Il governo con questo decreto aveva imposto alle autonomie speciali un concorso alla finanza pubblica pari a 860 milioni annui più 60 milioni da parte dei comuni del loro territorio. Alla decisione si era opposte le regioni a Statuto speciale: alcune di esse erano poi arrivate ad accordi con il Governo lasciando cadere i rispettivi ricorsi.
Tra le contestazioni rimaste pendenti quelle della Valle d’Aosta il cui ricorso riguardava gli articoli del decreto che prevedevano di trattenere all’erario risorse sulle quali c’era già stato un accordo nel precedente decreto sul federalismo fiscale.

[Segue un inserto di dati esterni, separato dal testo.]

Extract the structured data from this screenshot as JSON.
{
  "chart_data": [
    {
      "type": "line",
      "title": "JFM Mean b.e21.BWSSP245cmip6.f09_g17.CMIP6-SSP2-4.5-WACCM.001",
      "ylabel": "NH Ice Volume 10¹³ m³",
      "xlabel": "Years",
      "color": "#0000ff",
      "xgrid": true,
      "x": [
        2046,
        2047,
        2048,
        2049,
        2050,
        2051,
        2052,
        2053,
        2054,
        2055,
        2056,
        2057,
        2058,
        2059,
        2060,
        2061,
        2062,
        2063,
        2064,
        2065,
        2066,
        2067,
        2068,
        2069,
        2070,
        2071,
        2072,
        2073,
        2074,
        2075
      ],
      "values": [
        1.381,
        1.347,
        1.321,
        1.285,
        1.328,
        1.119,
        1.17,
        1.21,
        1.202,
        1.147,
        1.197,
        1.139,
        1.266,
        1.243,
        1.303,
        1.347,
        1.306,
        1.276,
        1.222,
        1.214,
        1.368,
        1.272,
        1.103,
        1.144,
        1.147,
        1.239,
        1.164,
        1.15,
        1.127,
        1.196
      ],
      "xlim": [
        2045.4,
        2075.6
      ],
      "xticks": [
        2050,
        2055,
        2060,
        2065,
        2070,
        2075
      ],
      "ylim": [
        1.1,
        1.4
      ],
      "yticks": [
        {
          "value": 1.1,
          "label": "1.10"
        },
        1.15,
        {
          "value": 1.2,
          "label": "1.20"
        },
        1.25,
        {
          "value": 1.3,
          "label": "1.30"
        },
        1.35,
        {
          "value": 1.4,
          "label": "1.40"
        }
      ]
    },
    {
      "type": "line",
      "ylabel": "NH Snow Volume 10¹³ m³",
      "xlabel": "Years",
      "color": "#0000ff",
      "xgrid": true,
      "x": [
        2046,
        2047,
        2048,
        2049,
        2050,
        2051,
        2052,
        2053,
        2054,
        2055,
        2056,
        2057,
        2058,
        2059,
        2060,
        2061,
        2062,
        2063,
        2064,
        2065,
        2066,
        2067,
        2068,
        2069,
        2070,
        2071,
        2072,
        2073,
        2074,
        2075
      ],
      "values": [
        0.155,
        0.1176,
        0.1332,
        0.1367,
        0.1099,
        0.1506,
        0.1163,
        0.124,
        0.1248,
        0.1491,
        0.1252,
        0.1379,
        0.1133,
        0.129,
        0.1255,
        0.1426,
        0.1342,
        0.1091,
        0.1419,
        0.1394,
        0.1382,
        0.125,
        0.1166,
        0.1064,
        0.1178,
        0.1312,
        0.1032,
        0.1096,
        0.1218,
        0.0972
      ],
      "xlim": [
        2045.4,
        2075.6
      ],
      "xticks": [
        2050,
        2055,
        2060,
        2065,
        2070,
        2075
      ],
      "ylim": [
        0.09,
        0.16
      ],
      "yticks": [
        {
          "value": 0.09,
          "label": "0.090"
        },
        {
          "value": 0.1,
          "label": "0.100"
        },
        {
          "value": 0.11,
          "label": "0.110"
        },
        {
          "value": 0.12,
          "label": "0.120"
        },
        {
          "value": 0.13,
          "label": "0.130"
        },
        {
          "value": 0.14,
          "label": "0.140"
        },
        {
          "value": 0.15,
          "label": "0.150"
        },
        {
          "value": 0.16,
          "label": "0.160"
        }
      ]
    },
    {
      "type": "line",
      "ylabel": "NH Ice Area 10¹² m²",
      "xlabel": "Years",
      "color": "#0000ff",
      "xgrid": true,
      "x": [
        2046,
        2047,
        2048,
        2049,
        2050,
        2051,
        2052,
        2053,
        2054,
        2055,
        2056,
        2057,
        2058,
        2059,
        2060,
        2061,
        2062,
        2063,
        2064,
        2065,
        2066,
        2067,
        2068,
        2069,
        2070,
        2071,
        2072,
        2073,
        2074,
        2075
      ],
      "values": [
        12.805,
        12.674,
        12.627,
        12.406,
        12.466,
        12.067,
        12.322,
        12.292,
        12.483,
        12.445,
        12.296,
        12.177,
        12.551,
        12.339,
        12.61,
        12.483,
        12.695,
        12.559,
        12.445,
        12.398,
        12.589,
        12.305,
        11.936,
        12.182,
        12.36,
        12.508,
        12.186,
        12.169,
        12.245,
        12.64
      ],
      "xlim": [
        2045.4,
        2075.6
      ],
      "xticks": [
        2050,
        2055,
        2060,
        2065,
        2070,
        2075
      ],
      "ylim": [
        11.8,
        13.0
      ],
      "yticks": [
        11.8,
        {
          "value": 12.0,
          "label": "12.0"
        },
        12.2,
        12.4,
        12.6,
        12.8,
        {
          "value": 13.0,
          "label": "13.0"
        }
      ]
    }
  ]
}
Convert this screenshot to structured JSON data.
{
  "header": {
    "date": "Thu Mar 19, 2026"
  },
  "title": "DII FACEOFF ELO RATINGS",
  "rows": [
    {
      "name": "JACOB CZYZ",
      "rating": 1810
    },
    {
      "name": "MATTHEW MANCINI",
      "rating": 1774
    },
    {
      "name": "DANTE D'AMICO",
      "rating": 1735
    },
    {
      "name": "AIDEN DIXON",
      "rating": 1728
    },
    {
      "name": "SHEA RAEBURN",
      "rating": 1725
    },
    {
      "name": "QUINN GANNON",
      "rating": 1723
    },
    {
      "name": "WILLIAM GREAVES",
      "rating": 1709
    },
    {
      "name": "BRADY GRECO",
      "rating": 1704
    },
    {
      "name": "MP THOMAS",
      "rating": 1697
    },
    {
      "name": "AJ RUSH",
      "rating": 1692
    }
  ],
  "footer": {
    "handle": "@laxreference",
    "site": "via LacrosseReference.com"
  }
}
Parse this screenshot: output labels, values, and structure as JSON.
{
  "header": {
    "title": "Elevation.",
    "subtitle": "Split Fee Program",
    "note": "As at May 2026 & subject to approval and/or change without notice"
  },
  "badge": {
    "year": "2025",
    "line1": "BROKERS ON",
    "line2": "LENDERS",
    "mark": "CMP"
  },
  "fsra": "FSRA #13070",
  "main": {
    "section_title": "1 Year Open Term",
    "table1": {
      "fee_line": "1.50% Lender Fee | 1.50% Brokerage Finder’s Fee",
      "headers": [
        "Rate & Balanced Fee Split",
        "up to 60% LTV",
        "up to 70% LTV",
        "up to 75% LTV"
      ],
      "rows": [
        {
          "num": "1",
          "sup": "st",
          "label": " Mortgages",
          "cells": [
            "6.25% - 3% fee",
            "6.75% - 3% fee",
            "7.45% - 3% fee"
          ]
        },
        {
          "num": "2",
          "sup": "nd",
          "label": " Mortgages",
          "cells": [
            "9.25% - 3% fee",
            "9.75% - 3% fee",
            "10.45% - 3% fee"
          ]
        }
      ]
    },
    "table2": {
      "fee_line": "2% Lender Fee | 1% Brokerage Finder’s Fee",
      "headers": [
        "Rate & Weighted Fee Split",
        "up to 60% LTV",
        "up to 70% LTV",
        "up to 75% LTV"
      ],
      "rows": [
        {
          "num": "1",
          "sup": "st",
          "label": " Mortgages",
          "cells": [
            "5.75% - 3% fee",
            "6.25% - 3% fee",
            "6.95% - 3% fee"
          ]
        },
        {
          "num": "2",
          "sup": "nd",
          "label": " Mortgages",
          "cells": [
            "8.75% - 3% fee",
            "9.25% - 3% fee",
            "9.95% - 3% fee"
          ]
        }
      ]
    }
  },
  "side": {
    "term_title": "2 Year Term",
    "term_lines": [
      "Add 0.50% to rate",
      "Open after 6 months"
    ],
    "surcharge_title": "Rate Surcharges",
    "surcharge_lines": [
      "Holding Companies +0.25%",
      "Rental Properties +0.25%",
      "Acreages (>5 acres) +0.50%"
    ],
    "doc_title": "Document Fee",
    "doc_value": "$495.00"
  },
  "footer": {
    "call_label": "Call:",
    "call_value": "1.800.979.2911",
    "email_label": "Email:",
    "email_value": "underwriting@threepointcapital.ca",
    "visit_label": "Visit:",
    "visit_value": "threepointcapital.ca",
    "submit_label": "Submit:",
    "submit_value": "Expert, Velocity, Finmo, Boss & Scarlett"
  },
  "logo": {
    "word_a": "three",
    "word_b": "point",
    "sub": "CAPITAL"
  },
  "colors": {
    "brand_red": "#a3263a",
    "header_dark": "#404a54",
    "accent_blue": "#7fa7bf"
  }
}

Le decisioni del Gioverno Monti sono state ritenute lesivi dell’autonomia e delle prerogative della Regione.
La Corte ha però dato ragione allo Stato che si legge nella sentenza “ha legittimamente stabilito la misura del contributo richiesto alle autonomie speciali nell’adempimento della propria funzione di coordinamento della finanza pubblica e nell’esercizio della relativa competenza legislativa”.
Quanto all’accantonamento imposto nellìattesa degli accordi la Corte ribadisce che “rappresenta una misura solo transitoria, necessaria al fine di rendere immediatamente effettivo il concorso che le regioni speciali e le province autonome hanno il dovere di assicurare”.